This is a good first cut, but there are a couple of problems here:
- If there are enough files in the directory, the expansion of
*
may overflow ARG_MAX limits on your system.
- The list returned by find will not be sorted by timestamp, so there is no guarantee that the last file processed by this script will be the newest file. If it isn't, the next time you run the script some files will be processed again.
I think the following script will get around those problems:
#!/bin/ksh
lastfile="$HOME/lastfilename.txt"
if [ -f "$lastfile" ]
then read -r newest < "$lastfile"
else newest=""
fi
ls -rt|(
if [ -n "$newest" ]
then # lastfile was not empty. Skip over files older than the file
# named in lastfile.
while read -r file
do if [ "$file" = "$newest" ]
then break
fi
done
fi
# Process all files newer than the one previously listed in last file
# (or all files in the directory if lastfile didn't exist or was empty).
while read -r file
do # Process newer files in order from oldest to newest...
ETL_PROCESS.sh "$file"
# The script should abort here if ETL_PROCESS.sh failed...
# Record the last file processed.
printf "%s\n" "$file" > "$lastfile"
done
)
But, if someone edits the last file processed in this directory after more files are added, this script (and the original script) will ignore the new files added after the last time the script ran until the time the file was edited. If that is a concern, the following may be a safer approach:
#!/bin/ksh
processed="$HOME/processed.txt"
# If the list of already processed files does not exist, create an empty list.
if [ ! -f "$processed" ]
then touch "$processed"
fi
ls -rt | grep -vF -f "$processed" | while read -r file
# Process all files newer that haven't already been processed...
do # Process newer files in order from oldest to newest...
ETL_PROCESS.sh "$file"
# This script should skip the next step if ETL_PROCESS.sh failed.
# Add current file to the list of processed files.
printf "%s\n" "$file" >> "$processed"
done
It keeps a list of files processed and skips any file in that list when the script is run again later. It doesn't care about timestamps other than the fact that it will hand ETL_PROCESS.sh unprocessed files in order from the oldest to the newest.
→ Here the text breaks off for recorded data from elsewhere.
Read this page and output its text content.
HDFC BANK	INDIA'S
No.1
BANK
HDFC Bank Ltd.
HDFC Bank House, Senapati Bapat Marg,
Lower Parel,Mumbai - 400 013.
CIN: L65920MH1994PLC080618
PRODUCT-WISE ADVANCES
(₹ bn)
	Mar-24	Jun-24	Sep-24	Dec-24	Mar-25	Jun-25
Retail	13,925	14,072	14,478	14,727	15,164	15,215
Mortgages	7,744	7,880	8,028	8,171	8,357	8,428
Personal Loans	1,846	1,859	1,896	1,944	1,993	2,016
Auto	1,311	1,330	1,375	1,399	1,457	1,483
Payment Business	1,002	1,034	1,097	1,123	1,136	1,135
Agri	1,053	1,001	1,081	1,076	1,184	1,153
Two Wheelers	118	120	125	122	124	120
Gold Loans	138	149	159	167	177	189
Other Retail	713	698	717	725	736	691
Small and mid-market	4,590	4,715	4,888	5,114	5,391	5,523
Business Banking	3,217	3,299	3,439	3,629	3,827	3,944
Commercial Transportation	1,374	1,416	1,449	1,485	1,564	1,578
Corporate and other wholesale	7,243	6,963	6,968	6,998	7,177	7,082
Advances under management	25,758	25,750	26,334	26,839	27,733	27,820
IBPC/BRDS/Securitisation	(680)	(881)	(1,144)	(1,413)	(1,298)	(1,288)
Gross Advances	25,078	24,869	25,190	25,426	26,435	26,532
Note, however, that this script can fail if a filename in the directory containing files to be processed can contain a file name that is a substring of another file's name. You haven't given us any indication of how files are named, so if this is a concern the grep command in the pipeline in this script would have to be adjusted to account for the actual filenames you'll be using. And, of course, the list of processed files should be edited to remove old files when they are removed from the directory.
Assuming that ETL_PROCESS.sh provides some indication that it successfully processed a file, all of these scripts should verify that a file was processed successfully before continuing with later files. The first two scripts should exit and not process any newer files until the problem is fixed or some files may never be processed. The last script above only needs to avoid adding the failed file to the list of processed files (unless ETL_PROCESS.sh has to process input files in the order in which they were received).
Both of these scripts were written and tested using ksh, but there is nothing here that is ksh specific as long as you're using a shell that recognizes basic POSIX shell syntax requirements (such as bash and ksh).
Hope this helps...